Los ojos de Jazmín ya no son los de un gato: son los de un ciervo deslumbrado a punto de ser arrollado por un automóvil. El gesto de Lisandro es serio, impasible, pensativo. Cuando los atienden, piden dos cervezas negras y bien frías. Hoy es un día frío, el más frío del año, a pesar de ser fines de octubre.
-Mirá, somos dos extraños. No existimos para el otro, ¿me entendés? Es lo mismo que nada. Nada nos une. Por eso creo que es mejor que ya no estemos juntos.
Jazmín no habla. La voz de Lisandro suena distorsionada, lejana. Llegan las dos tiradas de cerveza. Ambos toman un trago largo que se hace interminable. La hora también se estira como un chicle. Once y media.
-No es que no te quiera, es que de verdad, no sé qué nos pasa. Qué nos pasó. Ojalá...
Qué nos pasó. ¿El tiempo, las ganas, el amor? ¿Éramos tan superficiales, tan carnales? ¿De verdad éramos tan distintos? ¿Fuimos demasiado egoístas? Quizás no había una causa concreta. Quizás fue la suma de las partes, que conformaron un todo desastroso. Y todo se reducía a ese bar con olor a tabaco, donde cuatro años antes había comenzado todo y hoy terminaba.

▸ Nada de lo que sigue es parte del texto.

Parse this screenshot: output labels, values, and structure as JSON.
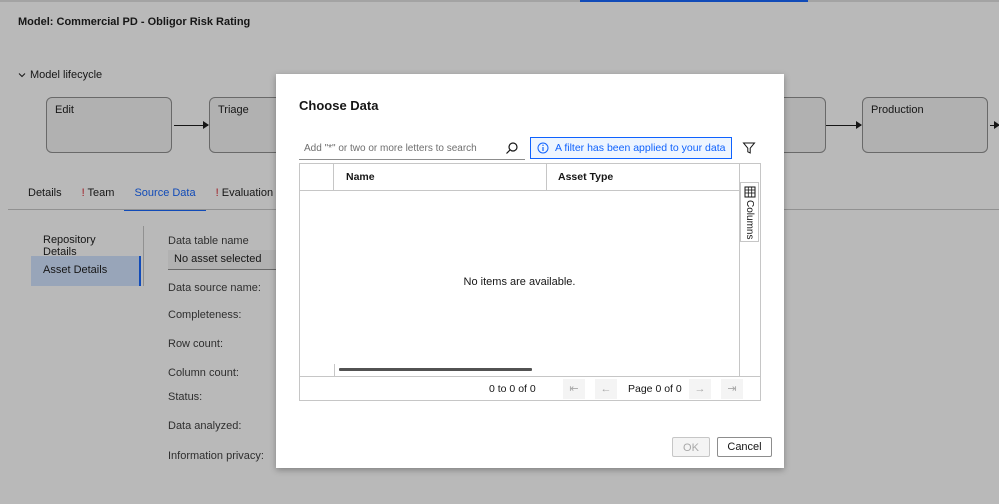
{
  "page": {
    "model_title": "Model: Commercial PD - Obligor Risk Rating",
    "lifecycle_label": "Model lifecycle",
    "stages": [
      "Edit",
      "Triage",
      "",
      "Production"
    ],
    "tabs": {
      "details": "Details",
      "team_marker": "!",
      "team": "Team",
      "source_data": "Source Data",
      "evaluation_marker": "!",
      "evaluation": "Evaluation"
    },
    "sidebar": {
      "repository": "Repository Details",
      "asset": "Asset Details"
    },
    "fields": {
      "data_table_name": "Data table name",
      "asset_value": "No asset selected",
      "data_source_name": "Data source name:",
      "completeness": "Completeness:",
      "row_count": "Row count:",
      "column_count": "Column count:",
      "status": "Status:",
      "data_analyzed": "Data analyzed:",
      "information_privacy": "Information privacy:"
    }
  },
  "modal": {
    "title": "Choose Data",
    "search_placeholder": "Add \"*\" or two or more letters to search",
    "filter_banner": "A filter has been applied to your data",
    "columns": {
      "name": "Name",
      "asset_type": "Asset Type"
    },
    "empty_message": "No items are available.",
    "side_panel_label": "Columns",
    "pagination": {
      "count": "0 to 0 of 0",
      "first": "⇤",
      "prev": "←",
      "page": "Page 0 of 0",
      "next": "→",
      "last": "⇥"
    },
    "ok_label": "OK",
    "cancel_label": "Cancel"
  },
  "colors": {
    "accent": "#0f62fe",
    "warning": "#da1e28",
    "overlay": "rgba(22,22,22,0.30)"
  },
  "icons": [
    "chevron-down-icon",
    "search-icon",
    "info-icon",
    "filter-icon",
    "columns-icon"
  ]
}
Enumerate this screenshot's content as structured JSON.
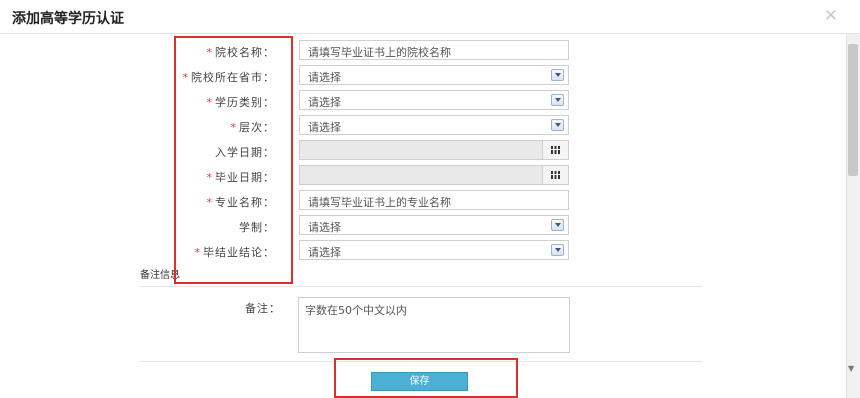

Se oye un como quieras, que Jazmín no sabe a ciencia cierta si salió de su boca o lo dijo alguien más en la mesa de al lado. Se para y sale del bar, y camina varias cuadras por la avenida San Martín, entre cavilaciones y turbaciones. No llora porque es dura. El reloj de pulsera da un pitido para indicar que ya son las doce de la noche. Jazmín mira las agujas del reloj, el segundero que avanza como un tic nervioso, luego los autos que pasan a toda velocidad, y las luces de las casas que se apagan, y las parejas que caminan tomadas de la mano.